Andrey Andreyitch walked with dignity from the altar, and with a solemn, requiem-like expression on his red face took his stand in the middle of the church. The verger Matvey set before him a little table with the memorial food upon it, and a little later the requiem service began.

There was perfect stillness in the church. Nothing could be heard but the metallic click of the censer and slow singing. . . . Near Andrey Andreyitch stood the verger Matvey, the midwife Makaryevna, and her one-armed son Mitka. There was no one else. The sacristan sang badly in an unpleasant, hollow bass, but the tune and the words were so mournful that the shopkeeper little by little lost the expression of dignity and was plunged in sadness. He thought of his Mashutka, . . . he remembered she had been born when he was still a lackey in the service of the owner of Verhny Zaprudy. In his busy life as a lackey he had not noticed how his girl had grown up. That long period during which she was being shaped into a graceful creature, with a little flaxen head and dreamy eyes as big as kopeck-pieces passed unnoticed by him. She had been brought up like all the children of favorite lackeys, in ease and comfort in the company of the young ladies.

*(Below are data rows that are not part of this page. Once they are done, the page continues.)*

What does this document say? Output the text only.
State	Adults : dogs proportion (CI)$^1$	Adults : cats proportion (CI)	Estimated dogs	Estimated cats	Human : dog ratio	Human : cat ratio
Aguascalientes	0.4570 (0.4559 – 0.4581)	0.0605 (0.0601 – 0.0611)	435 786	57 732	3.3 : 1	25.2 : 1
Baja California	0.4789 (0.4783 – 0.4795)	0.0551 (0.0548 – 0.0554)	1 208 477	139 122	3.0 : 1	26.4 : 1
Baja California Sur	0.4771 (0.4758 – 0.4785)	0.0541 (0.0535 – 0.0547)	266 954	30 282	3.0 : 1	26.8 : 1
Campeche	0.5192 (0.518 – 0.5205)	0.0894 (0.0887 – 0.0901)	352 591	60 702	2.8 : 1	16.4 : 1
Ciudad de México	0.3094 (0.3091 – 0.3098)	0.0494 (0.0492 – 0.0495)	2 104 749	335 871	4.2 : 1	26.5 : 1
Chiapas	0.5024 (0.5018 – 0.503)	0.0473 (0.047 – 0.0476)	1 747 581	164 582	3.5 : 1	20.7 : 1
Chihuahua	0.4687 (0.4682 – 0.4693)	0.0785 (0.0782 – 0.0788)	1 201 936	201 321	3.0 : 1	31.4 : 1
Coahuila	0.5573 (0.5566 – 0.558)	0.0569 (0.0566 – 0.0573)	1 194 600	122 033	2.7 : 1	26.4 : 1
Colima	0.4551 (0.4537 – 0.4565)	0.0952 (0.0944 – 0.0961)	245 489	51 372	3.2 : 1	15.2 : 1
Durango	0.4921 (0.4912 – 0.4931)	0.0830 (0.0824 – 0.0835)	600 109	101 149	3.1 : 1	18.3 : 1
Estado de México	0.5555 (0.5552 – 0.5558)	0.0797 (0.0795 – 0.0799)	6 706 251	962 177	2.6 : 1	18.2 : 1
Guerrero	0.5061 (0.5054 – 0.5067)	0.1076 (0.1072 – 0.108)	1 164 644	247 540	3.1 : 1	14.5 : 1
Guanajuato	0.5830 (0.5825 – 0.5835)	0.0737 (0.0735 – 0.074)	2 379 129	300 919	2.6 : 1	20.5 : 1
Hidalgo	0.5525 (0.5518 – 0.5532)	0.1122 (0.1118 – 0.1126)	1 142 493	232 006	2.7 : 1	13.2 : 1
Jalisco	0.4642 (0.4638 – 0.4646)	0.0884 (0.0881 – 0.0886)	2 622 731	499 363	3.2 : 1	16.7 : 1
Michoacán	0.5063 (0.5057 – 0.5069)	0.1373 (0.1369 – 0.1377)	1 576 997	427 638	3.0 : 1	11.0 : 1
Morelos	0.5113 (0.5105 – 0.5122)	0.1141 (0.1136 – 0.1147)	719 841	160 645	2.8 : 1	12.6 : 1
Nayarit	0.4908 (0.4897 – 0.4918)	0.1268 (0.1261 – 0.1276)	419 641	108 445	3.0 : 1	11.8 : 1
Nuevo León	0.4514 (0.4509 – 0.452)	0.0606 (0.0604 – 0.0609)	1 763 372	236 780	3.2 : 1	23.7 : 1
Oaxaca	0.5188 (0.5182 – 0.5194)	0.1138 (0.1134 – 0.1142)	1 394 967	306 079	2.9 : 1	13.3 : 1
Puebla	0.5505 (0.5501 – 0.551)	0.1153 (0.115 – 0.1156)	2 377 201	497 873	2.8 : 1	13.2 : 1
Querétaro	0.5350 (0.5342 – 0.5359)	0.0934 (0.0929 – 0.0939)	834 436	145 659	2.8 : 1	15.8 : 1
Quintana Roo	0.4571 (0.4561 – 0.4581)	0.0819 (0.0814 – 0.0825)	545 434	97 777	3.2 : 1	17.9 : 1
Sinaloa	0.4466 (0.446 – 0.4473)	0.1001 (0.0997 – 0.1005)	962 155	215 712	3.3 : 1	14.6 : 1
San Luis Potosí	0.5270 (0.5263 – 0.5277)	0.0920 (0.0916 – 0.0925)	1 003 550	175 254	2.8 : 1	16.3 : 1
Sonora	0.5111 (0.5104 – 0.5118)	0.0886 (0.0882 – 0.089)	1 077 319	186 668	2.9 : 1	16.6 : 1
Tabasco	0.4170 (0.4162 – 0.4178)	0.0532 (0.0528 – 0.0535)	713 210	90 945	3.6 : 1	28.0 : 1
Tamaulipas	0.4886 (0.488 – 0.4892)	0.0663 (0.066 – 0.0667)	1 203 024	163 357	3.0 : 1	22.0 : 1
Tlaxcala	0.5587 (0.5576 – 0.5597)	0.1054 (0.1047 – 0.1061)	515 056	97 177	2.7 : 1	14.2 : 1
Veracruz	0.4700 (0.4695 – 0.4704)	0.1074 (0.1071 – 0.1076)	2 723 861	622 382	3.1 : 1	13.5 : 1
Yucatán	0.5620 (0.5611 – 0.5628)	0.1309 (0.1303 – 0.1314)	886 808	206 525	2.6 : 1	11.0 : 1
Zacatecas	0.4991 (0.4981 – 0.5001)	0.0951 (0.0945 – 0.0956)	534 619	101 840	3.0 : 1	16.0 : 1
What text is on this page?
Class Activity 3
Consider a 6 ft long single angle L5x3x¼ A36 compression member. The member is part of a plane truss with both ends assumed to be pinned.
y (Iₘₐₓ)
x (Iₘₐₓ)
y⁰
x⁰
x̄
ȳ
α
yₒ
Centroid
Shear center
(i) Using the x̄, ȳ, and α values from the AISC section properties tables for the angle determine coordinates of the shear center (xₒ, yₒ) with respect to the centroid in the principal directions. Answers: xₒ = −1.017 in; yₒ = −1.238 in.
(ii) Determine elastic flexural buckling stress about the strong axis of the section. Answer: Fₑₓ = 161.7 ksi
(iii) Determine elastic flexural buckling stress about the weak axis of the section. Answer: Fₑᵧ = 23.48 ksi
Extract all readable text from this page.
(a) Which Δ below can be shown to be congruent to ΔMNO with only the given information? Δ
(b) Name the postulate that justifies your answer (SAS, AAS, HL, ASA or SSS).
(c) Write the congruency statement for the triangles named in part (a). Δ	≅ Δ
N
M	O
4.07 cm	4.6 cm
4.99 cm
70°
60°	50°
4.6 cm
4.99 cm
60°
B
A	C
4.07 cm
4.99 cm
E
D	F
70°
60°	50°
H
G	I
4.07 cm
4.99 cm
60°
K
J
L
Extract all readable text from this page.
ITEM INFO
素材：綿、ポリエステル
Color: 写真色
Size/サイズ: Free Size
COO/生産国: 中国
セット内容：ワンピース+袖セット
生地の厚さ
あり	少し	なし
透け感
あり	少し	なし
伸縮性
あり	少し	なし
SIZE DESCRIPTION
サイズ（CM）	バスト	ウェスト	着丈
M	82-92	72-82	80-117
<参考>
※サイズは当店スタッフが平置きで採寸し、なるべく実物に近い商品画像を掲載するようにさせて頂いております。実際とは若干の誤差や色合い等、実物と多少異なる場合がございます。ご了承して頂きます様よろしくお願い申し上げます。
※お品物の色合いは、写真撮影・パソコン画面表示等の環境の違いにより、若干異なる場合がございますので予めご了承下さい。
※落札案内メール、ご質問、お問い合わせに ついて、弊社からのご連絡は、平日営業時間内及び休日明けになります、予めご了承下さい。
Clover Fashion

The gentry, to fill up their idle time, had taught her to read, to write, to dance; he had had no hand in her bringing up. Only from time to time casually meeting her at the gate or on the landing of the stairs, he would remember that she was his daughter, and would, so far as he had leisure for it, begin teaching her the prayers and the scripture. Oh, even then he had the reputation of an authority on the church rules and the holy scriptures! Forbidding and stolid as her father’s face was, yet the girl listened readily. She repeated the prayers after him yawning, but on the other hand, when he, hesitating and trying to express himself elaborately, began telling her stories, she was all attention. Esau’s pottage, the punishment of Sodom, and the troubles of the boy Joseph made her turn pale and open her blue eyes wide.